Follow the “one-third rule.” Avoid removing more than one-third of the grass blade at any time. Cutting too much of the grass will slow its regrowth. It will expose the soil more, which leads to drought stress and the establishment of more weeds. Using this “one-third rule” as a guide, if you kept your lawn at 3 inches, you would cut it when it is no more than 4.5 inches tall.
Thus, the timing for mowing your lawn is dependent on its growth. You may need to mow every 5 days in spring, but every 5 weeks in summer.
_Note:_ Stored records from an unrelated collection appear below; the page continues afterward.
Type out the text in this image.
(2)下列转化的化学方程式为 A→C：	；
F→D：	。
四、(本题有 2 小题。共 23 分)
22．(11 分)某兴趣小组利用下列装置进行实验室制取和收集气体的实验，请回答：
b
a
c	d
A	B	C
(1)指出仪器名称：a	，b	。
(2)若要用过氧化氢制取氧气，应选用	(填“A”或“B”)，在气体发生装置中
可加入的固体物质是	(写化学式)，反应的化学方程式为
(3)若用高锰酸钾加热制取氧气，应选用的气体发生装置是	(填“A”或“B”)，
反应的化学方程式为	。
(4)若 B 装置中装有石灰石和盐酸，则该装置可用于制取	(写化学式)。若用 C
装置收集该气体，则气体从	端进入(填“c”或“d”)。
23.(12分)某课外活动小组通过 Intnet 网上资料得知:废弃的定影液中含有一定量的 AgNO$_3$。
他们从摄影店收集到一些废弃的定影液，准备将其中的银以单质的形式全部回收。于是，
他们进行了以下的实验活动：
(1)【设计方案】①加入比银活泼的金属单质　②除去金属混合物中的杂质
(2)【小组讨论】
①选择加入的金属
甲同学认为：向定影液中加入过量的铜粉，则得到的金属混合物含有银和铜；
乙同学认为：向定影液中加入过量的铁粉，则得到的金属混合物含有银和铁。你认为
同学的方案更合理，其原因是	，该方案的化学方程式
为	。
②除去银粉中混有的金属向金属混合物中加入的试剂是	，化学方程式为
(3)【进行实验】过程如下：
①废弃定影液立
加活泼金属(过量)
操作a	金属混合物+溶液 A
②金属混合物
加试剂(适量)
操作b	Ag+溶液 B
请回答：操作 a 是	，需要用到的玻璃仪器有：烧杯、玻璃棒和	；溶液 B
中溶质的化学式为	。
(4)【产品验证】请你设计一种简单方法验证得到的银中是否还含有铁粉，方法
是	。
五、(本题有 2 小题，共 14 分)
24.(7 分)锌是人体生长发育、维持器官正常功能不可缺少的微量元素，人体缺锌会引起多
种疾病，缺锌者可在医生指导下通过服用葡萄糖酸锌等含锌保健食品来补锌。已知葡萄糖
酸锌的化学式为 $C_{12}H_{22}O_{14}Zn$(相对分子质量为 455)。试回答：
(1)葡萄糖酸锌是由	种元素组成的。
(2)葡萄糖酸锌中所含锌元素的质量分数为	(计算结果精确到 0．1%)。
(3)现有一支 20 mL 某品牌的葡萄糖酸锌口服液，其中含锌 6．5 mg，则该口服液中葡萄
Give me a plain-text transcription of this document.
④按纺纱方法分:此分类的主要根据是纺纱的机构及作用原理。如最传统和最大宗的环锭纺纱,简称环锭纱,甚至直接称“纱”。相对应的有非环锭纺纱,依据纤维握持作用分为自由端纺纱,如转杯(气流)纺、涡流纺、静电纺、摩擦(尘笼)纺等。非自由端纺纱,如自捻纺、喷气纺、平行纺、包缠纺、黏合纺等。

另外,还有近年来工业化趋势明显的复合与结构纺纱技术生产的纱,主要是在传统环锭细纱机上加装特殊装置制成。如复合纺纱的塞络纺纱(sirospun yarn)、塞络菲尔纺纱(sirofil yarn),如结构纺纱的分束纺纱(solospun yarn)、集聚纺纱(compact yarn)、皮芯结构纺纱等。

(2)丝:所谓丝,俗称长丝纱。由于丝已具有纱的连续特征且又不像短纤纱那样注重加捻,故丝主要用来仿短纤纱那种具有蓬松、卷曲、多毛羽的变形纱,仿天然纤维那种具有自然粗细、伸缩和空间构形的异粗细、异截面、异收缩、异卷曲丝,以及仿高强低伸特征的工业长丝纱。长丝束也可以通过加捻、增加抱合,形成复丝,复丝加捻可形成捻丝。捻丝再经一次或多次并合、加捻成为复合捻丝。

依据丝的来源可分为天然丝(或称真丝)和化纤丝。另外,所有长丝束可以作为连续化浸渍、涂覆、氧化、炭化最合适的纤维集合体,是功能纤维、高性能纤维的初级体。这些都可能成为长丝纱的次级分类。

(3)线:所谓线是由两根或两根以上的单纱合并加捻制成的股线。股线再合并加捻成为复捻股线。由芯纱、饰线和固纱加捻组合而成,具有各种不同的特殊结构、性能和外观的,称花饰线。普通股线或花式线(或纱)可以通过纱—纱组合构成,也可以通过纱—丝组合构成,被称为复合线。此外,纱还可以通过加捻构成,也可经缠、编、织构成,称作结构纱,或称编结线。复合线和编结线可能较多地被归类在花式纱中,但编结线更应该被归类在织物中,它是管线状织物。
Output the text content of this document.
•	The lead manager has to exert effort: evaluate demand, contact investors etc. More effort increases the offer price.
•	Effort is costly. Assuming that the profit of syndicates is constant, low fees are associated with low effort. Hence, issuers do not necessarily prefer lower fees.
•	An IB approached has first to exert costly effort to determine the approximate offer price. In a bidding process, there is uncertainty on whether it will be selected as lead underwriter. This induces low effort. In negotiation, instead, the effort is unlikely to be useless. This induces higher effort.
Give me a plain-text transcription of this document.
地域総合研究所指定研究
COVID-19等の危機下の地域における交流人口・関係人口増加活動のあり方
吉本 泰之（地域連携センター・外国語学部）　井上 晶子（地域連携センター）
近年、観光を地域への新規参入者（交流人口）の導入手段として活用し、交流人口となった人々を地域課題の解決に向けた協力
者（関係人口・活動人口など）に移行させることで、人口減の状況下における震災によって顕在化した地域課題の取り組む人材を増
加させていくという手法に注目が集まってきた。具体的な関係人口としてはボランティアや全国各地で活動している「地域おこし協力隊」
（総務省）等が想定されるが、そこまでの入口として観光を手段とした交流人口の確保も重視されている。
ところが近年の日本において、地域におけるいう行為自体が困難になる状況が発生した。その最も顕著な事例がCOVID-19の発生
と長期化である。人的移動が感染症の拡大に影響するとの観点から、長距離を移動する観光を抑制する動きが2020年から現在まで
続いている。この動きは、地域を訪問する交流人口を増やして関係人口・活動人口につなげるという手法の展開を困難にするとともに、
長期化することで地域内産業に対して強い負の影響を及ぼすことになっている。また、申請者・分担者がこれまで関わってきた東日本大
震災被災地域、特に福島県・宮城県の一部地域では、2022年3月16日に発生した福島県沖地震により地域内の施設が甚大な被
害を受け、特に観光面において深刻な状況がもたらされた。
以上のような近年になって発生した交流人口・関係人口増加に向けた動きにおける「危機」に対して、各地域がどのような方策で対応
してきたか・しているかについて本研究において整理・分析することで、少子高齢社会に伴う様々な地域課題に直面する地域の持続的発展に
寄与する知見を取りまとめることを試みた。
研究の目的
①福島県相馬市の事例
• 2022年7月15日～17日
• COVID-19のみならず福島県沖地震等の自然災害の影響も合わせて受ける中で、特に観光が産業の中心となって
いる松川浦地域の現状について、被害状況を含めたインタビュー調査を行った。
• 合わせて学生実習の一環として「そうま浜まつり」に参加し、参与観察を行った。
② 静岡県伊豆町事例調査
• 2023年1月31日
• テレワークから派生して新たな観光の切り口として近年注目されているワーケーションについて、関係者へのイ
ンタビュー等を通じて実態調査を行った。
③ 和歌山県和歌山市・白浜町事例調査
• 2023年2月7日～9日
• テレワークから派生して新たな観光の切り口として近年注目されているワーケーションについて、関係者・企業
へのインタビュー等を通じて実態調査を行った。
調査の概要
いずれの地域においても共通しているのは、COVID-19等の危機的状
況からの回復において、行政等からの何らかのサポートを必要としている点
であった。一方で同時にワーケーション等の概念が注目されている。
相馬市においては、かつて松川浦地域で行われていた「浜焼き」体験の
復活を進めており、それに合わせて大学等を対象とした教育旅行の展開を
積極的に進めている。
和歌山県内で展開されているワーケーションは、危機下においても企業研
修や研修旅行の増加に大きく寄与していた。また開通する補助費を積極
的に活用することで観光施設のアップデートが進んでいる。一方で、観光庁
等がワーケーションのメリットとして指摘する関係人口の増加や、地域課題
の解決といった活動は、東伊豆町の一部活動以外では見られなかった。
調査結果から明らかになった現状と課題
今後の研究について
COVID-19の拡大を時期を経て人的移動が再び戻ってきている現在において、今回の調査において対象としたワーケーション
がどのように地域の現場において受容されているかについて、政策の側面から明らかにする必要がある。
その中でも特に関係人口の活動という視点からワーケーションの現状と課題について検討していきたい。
Let the grass clippings fall.
You don’t need to collect clippings. Your lawn wants those clippings. The clippings will shade the soil and conserve moisture. The clippings will recycle nutrients to the soil—it is like getting a free fertilization every year.
If you mow regularly, clippings will not create a thatch problem. Clippings are mainly water and they will quickly decompose.
The exception is when your lawn gets neglected and grows very tall. Excessively tall grass when mowed can gather in clumps on the lawn (see photo). This can smother the turf. Tall blades can get more fibrous and become slower to decompose—this can lead to an accumulation of thatch. In these cases, it is wise to collect these clippings.
Mow when grass is dry.
This will reduce clumping and help to mulch the grass blades finer.
Use a sharp mower blade.
A sharp blade will make a clean cut. Dull blades will tear the tips of leaf blades (see photo). The damaged leaf blades will develop a brown tip. Frayed blades lose water more quickly and become more susceptible to diseases. Depending on how much turf you cut, you may need to sharpen or replace your blade every year.